CephPgDown #
Some Ceph placement groups are down. Please ensure that all the data are available.
Alert Rule
alert: CephPgDown
annotations:
description: |-
Some Ceph placement groups are down. Please ensure that all the data are available.
VALUE = {{ $value }}
LABELS = {{ $labels }}
runbook: https://srerun.github.io/prometheus-alerts/runbooks/ceph-internal/cephpgdown/
summary: Ceph PG down (instance {{ $labels.instance }})
expr: ceph_pg_down > 0
for: 0m
labels:
severity: critical
Meaning #
The CephPgDown alert is triggered when one or more Ceph placement groups (PGs) are in a down state. This indicates that data availability is at risk, as PGs are responsible for storing and managing data in a Ceph cluster.
Impact #
The impact of this alert is high, as it can lead to data unavailability and potential data loss. If left unaddressed, this issue can cause:
- Data inaccessibility
- Application downtime
- Data loss or corruption
Diagnosis #
To diagnose the issue, follow these steps:
- Check the Ceph cluster’s overall health using the Ceph dashboard or command-line tools.
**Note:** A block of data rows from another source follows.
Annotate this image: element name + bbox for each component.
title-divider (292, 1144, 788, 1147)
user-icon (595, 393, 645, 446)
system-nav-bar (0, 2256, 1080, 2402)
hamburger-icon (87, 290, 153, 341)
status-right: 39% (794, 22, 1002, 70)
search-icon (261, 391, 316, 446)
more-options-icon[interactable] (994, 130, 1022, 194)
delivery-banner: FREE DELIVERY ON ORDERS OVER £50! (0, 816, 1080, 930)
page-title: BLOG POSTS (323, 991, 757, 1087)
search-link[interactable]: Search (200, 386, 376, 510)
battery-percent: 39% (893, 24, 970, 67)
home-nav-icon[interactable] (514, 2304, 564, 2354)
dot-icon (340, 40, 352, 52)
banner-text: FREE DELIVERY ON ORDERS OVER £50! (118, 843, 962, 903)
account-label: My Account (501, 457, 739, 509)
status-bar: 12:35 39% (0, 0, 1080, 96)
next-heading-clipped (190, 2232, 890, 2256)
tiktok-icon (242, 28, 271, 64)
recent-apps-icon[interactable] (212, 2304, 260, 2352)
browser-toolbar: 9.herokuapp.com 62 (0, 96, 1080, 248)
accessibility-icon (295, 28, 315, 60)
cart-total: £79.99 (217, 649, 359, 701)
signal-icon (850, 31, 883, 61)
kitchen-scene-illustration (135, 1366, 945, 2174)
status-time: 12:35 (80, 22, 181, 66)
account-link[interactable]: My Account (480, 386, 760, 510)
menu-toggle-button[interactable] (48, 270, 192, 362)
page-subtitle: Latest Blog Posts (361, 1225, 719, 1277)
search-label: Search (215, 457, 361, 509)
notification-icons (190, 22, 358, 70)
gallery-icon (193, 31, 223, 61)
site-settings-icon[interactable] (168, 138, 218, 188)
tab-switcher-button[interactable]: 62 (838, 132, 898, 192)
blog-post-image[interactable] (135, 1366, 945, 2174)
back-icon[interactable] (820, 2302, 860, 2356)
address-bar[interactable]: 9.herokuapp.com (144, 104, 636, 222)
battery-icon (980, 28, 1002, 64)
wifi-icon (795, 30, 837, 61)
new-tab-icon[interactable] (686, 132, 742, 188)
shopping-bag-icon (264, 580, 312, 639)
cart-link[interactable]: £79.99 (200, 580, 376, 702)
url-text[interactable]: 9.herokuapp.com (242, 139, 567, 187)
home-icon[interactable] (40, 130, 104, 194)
- Identify the specific PGs that are down using the Ceph command
ceph pg dump
. - Check the Ceph node’s system logs for any error messages related to the down PGs.
- Verify that all Ceph nodes are running and reachable.
- Check the network connectivity between Ceph nodes.
Look for common causes of PG downtime, such as:
- Node failures or restarts
- Network connectivity issues
- Disk failures or corruption
- Configuration errors
Mitigation #
To mitigate the issue, follow these steps:
- Identify the root cause of the PG downtime and address it accordingly.
- If a node is down, restart it or replace it if necessary.
- If network connectivity is the issue, restore connectivity between nodes.
- If disk failures or corruption are the cause, replace the faulty disks and run
ceph pg repair
to recover data. - If configuration errors are the cause, correct the configuration and restart the affected nodes.
- Once the root cause is addressed, run
ceph pg repair
to recover the down PGs. - Monitor the Ceph cluster’s health and verify that all PGs are up and running.
- Perform a data scrub to ensure data integrity.
Remember to follow proper change management procedures and communicate with stakeholders before making any changes to the Ceph cluster.